Can artificial intelligence predict clinical trial outcomes?
- URL: http://arxiv.org/abs/2411.17595v1
- Date: Tue, 26 Nov 2024 17:05:27 GMT
- Title: Can artificial intelligence predict clinical trial outcomes?
- Authors: Shuyi Jin, Lu Chen, Hongru Ding, Meijie Wang, Lun Yu,
- Abstract summary: This study evaluates the predictive capabilities of large language models (LLMs) in determining clinical trial outcomes.
We compare the models' performance using metrics including balanced accuracy, specificity, recall, and Matthews Correlation Coefficient (MCC)
Oncology trials, characterized by high complexity, remain challenging for all models.

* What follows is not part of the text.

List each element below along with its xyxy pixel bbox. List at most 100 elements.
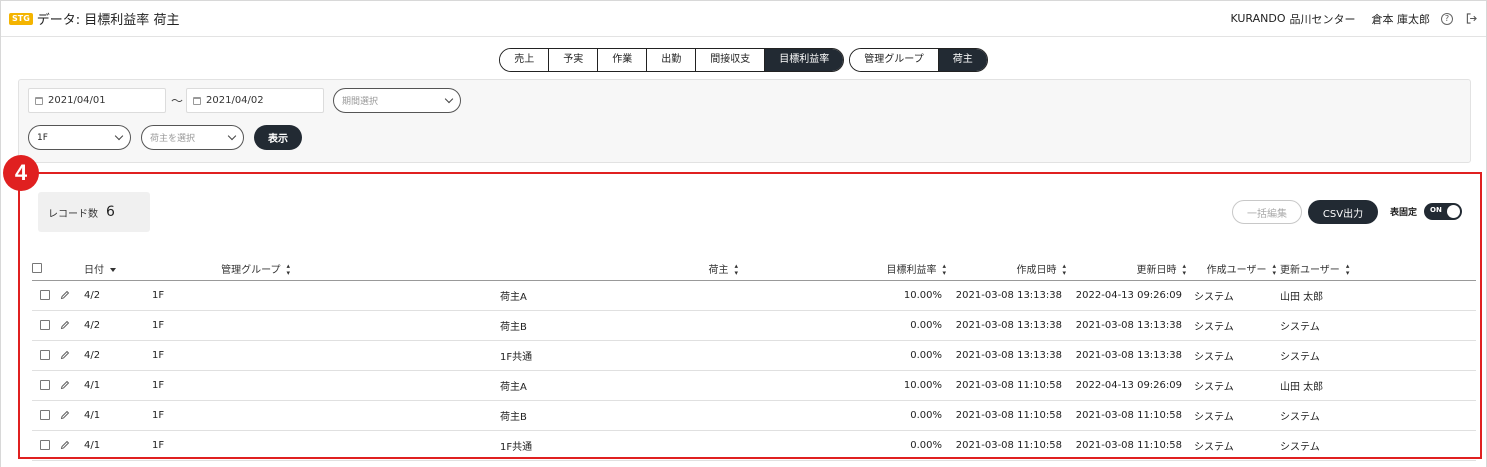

- Score: 5.326858857564308
- License: http://arxiv.org/licenses/nonexclusive-distrib/1.0/
- Abstract: The increasing complexity and cost of clinical trials, particularly in the context of oncology and advanced therapies, pose significant challenges for drug development. This study evaluates the predictive capabilities of large language models (LLMs) such as GPT-3.5, GPT-4, and HINT in determining clinical trial outcomes. By leveraging a curated dataset of trials from ClinicalTrials.gov, we compare the models' performance using metrics including balanced accuracy, specificity, recall, and Matthews Correlation Coefficient (MCC). Results indicate that GPT-4o demonstrates robust performance in early trial phases, achieving high recall but facing limitations in specificity. Conversely, the HINT model excels in recognizing negative outcomes, particularly in later trial phases, offering a balanced approach across diverse endpoints. Oncology trials, characterized by high complexity, remain challenging for all models. Additionally, trial duration and disease categories influence predictive performance, with longer durations and complex diseases such as neoplasms reducing accuracy. This study highlights the complementary strengths of LLMs and HINT, providing insights into optimizing predictive tools for clinical trial design and risk management. Future advancements in LLMs are essential to address current gaps in handling negative outcomes and complex domains.